Biography in Broader Sweep

Patricia Hampl, in I Could Tell You Stories (Norton, 1999), offers a wonderful and thought-provoking insight into biography as seen and structured by a number of well-known authors. In a chapter on “Czeslaw Milosz and Memory,” Hampl notes how in framing his own story as a Polish “memoirist” (a writer of memoir), Milosz “is after something different from a story in the usual narrative sense.”

“The solution of the contemporary American imagination in regard to identity is to ‘seek the self,’ uncovering its hidden psychology to ‘get in touch with the unconscious….’" Milocz charts a different course. "Instead of thrusting the individual into the foreground one can focus attention [rather] on the background,” he writes, i.e. on evaluating one’s personal experience as preserved in memory “in the perspective of the changes one’s milieu has undergone.” He is, after all, Polish, and must be understood in that context.

For Milocz and other Europeans like him personal story is hinged to the history of the nation—i.e. to the larger geo-political context in which one’s life has been lived. “He has located the best grace of a memoir,” Hampl writes, “a method which allows the self to function not as a source or a subject, but as an instrument for rendering the world. In Native Realm [his biography] Milocz does not seek a self; he seeks to use a self.”
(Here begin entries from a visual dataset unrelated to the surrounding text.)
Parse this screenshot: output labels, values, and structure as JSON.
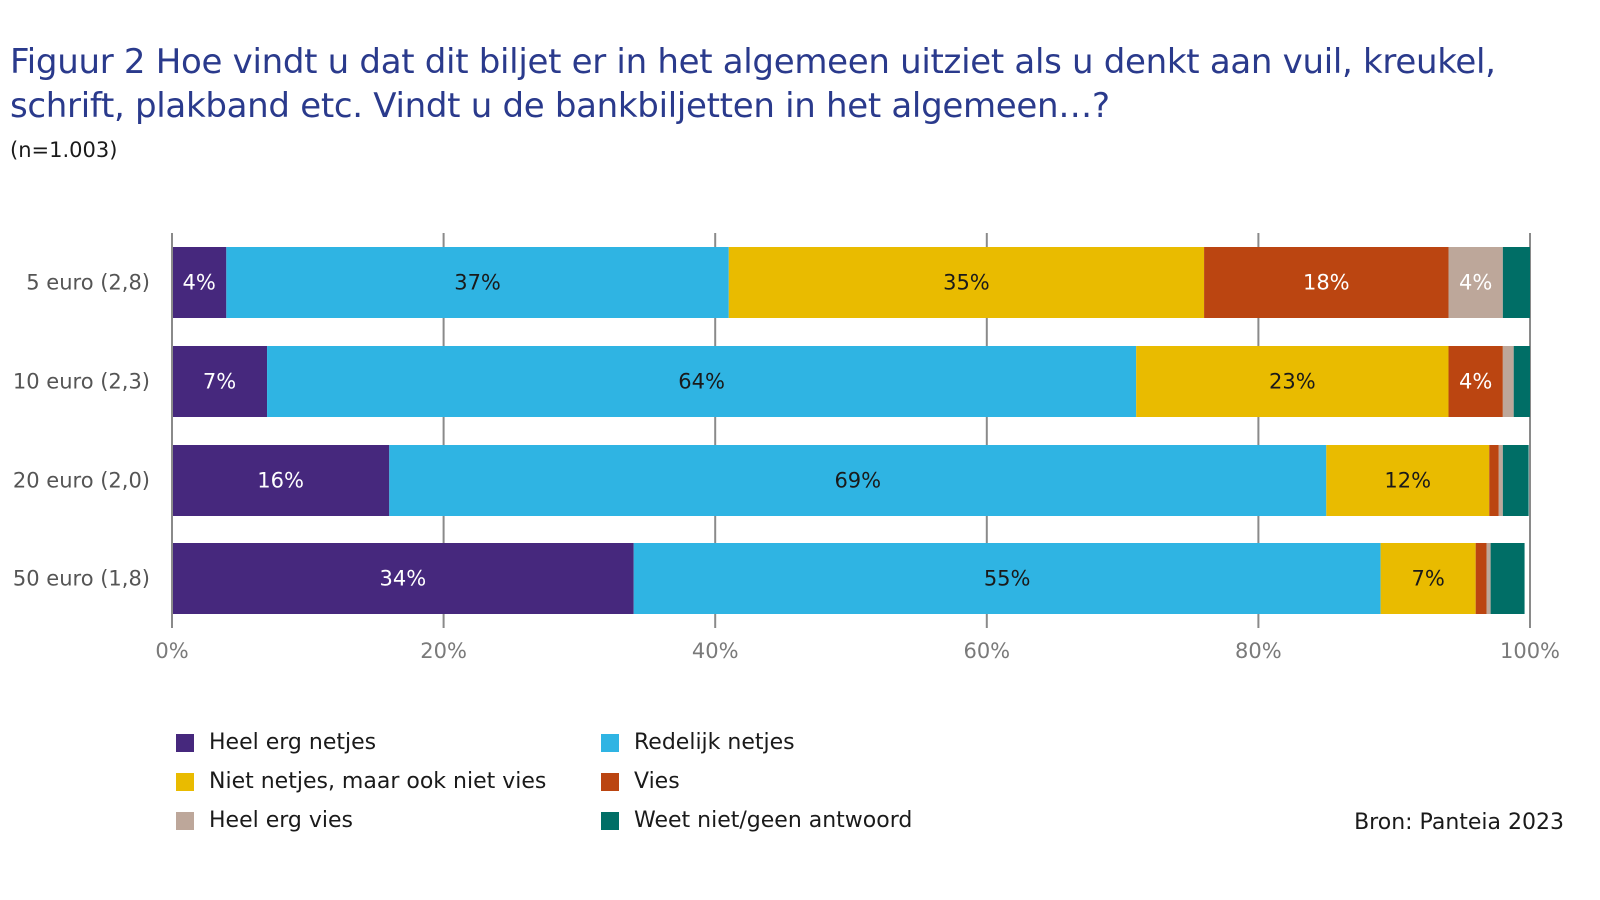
{
  "title": "Figuur 2  Hoe vindt u dat dit biljet er in het algemeen uitziet als u denkt aan vuil, kreukel, schrift, plakband etc. Vindt u de bankbiljetten in het algemeen…?",
  "subtitle": "(n=1.003)",
  "source": "Bron: Panteia 2023",
  "chart_data": {
    "type": "bar",
    "orientation": "horizontal",
    "stacked": true,
    "categories": [
      "5 euro (2,8)",
      "10 euro (2,3)",
      "20 euro (2,0)",
      "50 euro (1,8)"
    ],
    "series": [
      {
        "name": "Heel erg netjes",
        "color": "#46287d",
        "label_color": "#ffffff",
        "values": [
          4,
          7,
          16,
          34
        ],
        "labels": [
          "4%",
          "7%",
          "16%",
          "34%"
        ]
      },
      {
        "name": "Redelijk netjes",
        "color": "#2fb4e3",
        "label_color": "#1a1a1a",
        "values": [
          37,
          64,
          69,
          55
        ],
        "labels": [
          "37%",
          "64%",
          "69%",
          "55%"
        ]
      },
      {
        "name": "Niet netjes, maar ook niet vies",
        "color": "#e9bb00",
        "label_color": "#1a1a1a",
        "values": [
          35,
          23,
          12,
          7
        ],
        "labels": [
          "35%",
          "23%",
          "12%",
          "7%"
        ]
      },
      {
        "name": "Vies",
        "color": "#bb4511",
        "label_color": "#ffffff",
        "values": [
          18,
          4,
          0.7,
          0.8
        ],
        "labels": [
          "18%",
          "4%",
          "",
          ""
        ]
      },
      {
        "name": "Heel erg vies",
        "color": "#bda79a",
        "label_color": "#ffffff",
        "values": [
          4,
          0.8,
          0.3,
          0.3
        ],
        "labels": [
          "4%",
          "",
          "",
          ""
        ]
      },
      {
        "name": "Weet niet/geen antwoord",
        "color": "#006e66",
        "label_color": "#ffffff",
        "values": [
          2.5,
          2,
          1.9,
          2.5
        ],
        "labels": [
          "",
          "",
          "",
          ""
        ]
      }
    ],
    "x_ticks": [
      "0%",
      "20%",
      "40%",
      "60%",
      "80%",
      "100%"
    ],
    "xlim": [
      0,
      100
    ],
    "grid": "vertical",
    "legend_position": "bottom"
  }
}
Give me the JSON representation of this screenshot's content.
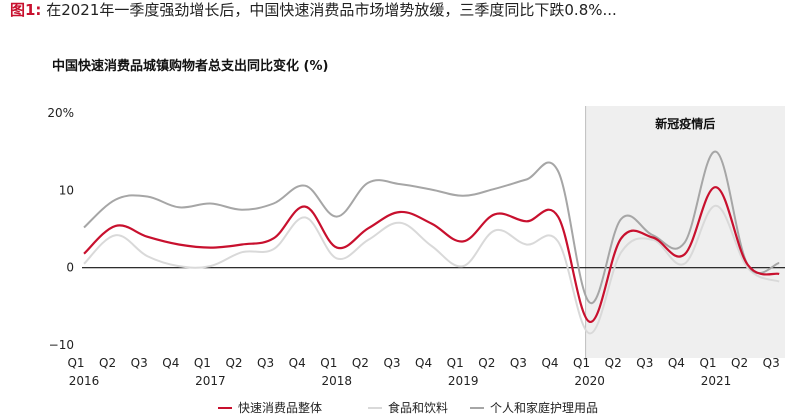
{
  "figure": {
    "label": "图1:",
    "text": " 在2021年一季度强劲增长后，中国快速消费品市场增势放缓，三季度同比下跌0.8%..."
  },
  "chart_data": {
    "type": "line",
    "title": "中国快速消费品城镇购物者总支出同比变化 (%)",
    "xlabel": "",
    "ylabel": "",
    "ylim": [
      -10,
      20
    ],
    "yticks": [
      {
        "value": 20,
        "label": "20%"
      },
      {
        "value": 10,
        "label": "10"
      },
      {
        "value": 0,
        "label": "0"
      },
      {
        "value": -10,
        "label": "−10"
      }
    ],
    "categories": [
      "Q1",
      "Q2",
      "Q3",
      "Q4",
      "Q1",
      "Q2",
      "Q3",
      "Q4",
      "Q1",
      "Q2",
      "Q3",
      "Q4",
      "Q1",
      "Q2",
      "Q3",
      "Q4",
      "Q1",
      "Q2",
      "Q3",
      "Q4",
      "Q1",
      "Q2",
      "Q3"
    ],
    "years": [
      {
        "label": "2016",
        "index": 0
      },
      {
        "label": "2017",
        "index": 4
      },
      {
        "label": "2018",
        "index": 8
      },
      {
        "label": "2019",
        "index": 12
      },
      {
        "label": "2020",
        "index": 16
      },
      {
        "label": "2021",
        "index": 20
      }
    ],
    "series": [
      {
        "name": "快速消费品整体",
        "color": "#c8102e",
        "values": [
          1.8,
          5.4,
          4.0,
          3.0,
          2.6,
          3.0,
          3.8,
          7.9,
          2.6,
          5.1,
          7.2,
          5.7,
          3.4,
          6.9,
          6.0,
          6.6,
          -7.0,
          3.8,
          3.9,
          1.7,
          10.4,
          0.4,
          -0.8
        ]
      },
      {
        "name": "食品和饮料",
        "color": "#d9d9d9",
        "values": [
          0.5,
          4.2,
          1.5,
          0.2,
          0.2,
          2.0,
          2.4,
          6.5,
          1.2,
          3.6,
          5.8,
          2.8,
          0.2,
          4.8,
          3.0,
          3.4,
          -8.5,
          2.0,
          3.6,
          0.5,
          8.0,
          0.0,
          -1.8
        ]
      },
      {
        "name": "个人和家庭护理用品",
        "color": "#a6a6a6",
        "values": [
          5.2,
          8.8,
          9.2,
          7.8,
          8.3,
          7.5,
          8.3,
          10.6,
          6.6,
          11.0,
          10.8,
          10.1,
          9.3,
          10.2,
          11.4,
          12.5,
          -4.5,
          6.3,
          4.2,
          3.2,
          15.0,
          0.4,
          0.6
        ]
      }
    ],
    "shade": {
      "from_index": 16,
      "to_index": 22,
      "label": "新冠疫情后"
    },
    "legend_position": "bottom",
    "grid": false
  }
}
Surely we all have need to tell our life story in one way or another. Hampl’s point in lifting up Milocz is simply that it is “the fusion of two narratives—the one personal and the other public—that creates a powerful call and reply which achieves poetic form.” After all, what matters in the long run are the insights drawn from relating “the bruised word of our own relentlessly psychological culture” and the more “impersonal” landscape of history.

So what is the point? Tell your story, but do not rob it of the broader contexts in which it has been lived. Let place and time and your ethnic/national/religious rootage contextualize your story--offering both as the rivulet life has made you to be in the broader stream of human history.